Le soir, elle jouait cette comédie du sommeil, pour qu’il se couchât. Mais il s’entêtait à veiller près d’elle, dans un fauteuil. Les nuits étaient si mauvaises, qu’il ne voyait plus tomber le jour sans une terreur superstitieuse. Est-ce que le soleil reparaîtrait jamais ?

Une nuit, Lazare, assis contre le lit même, tenait dans sa main la main de Pauline, comme il le faisait souvent, pour dire qu’il restait là, qu’il ne l’abandonnait pas. Le docteur Cazenove était parti à dix heures, furieux, ne répondant plus de rien. Jusqu’à ce moment, le jeune homme avait eu la consolation de croire qu’elle ne se voyait pas en danger. Autour d’elle, on parlait d’une simple inflammation de la gorge, très douloureuse, mais qui passerait aussi aisément qu’un rhume de cerveau. Elle-même semblait tranquille, le visage brave, toujours gaie, malgré la souffrance. Quand on faisait des projets, en causant de sa convalescence, elle souriait. Et, cette nuit-là encore, elle venait d’écouter Lazare arranger, pour sa première sortie, une promenade sur la plage.
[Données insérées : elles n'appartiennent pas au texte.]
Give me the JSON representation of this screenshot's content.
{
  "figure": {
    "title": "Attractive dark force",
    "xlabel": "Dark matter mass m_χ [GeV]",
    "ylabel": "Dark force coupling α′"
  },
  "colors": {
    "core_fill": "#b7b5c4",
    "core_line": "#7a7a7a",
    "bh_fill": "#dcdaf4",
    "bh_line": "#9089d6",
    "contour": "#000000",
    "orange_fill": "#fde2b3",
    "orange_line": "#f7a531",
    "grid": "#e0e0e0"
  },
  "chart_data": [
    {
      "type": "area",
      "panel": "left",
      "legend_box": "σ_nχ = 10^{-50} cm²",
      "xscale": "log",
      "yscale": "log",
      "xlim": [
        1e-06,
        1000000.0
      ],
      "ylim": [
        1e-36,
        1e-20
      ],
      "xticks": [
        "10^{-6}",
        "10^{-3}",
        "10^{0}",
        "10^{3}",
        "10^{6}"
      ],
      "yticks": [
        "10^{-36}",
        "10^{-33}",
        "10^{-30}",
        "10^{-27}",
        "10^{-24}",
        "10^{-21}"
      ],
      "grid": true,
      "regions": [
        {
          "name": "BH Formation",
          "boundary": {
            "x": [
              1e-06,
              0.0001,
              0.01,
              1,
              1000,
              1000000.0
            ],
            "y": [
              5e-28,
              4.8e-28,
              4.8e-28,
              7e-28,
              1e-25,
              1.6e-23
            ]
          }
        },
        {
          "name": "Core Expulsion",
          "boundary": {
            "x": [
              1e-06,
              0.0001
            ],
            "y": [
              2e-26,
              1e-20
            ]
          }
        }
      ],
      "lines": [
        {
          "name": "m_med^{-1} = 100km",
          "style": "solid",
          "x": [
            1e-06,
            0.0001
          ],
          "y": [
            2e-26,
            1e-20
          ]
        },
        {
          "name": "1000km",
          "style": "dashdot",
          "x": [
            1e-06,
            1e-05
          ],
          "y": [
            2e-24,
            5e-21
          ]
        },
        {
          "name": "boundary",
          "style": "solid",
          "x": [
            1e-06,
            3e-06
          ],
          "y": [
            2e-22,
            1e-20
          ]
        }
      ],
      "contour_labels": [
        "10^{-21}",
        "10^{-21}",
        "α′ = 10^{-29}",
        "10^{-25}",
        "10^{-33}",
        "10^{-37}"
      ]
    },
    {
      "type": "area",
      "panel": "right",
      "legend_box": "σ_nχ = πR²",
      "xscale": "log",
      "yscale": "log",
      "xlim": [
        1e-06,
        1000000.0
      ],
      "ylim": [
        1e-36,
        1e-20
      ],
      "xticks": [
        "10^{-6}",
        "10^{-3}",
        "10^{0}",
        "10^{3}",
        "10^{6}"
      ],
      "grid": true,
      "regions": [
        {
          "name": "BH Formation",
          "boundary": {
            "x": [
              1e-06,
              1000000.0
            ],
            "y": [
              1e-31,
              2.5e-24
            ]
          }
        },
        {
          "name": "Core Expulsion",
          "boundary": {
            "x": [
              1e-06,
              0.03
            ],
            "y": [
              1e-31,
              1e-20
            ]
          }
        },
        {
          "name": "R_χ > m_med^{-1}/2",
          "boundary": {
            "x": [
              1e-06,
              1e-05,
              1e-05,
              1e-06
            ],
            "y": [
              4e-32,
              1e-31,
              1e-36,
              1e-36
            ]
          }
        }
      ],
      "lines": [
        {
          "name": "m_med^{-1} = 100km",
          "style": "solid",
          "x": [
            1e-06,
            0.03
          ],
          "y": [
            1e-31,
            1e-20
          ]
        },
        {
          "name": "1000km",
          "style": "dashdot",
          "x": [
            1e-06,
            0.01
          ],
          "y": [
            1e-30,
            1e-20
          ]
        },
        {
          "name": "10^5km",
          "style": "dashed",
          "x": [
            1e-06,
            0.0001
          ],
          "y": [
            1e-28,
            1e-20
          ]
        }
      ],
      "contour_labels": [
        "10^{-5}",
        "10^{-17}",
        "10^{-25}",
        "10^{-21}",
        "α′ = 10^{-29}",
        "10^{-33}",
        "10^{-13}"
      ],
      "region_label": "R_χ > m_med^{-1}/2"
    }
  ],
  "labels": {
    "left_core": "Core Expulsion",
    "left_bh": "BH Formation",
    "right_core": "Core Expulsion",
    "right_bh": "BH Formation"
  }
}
Puis, le silence était tombé, elle paraissait dormir, lorsqu’elle murmura d’une voix distincte, au bout d’un grand quart d’heure :

— Mon pauvre ami, je crois que tu épouseras une autre femme.

Il resta saisi, un petit frisson lui glaçait la nuque.

— Comment ça ? demanda-t-il.

Elle avait ouvert les yeux, elle le regardait de son air de résignation courageuse.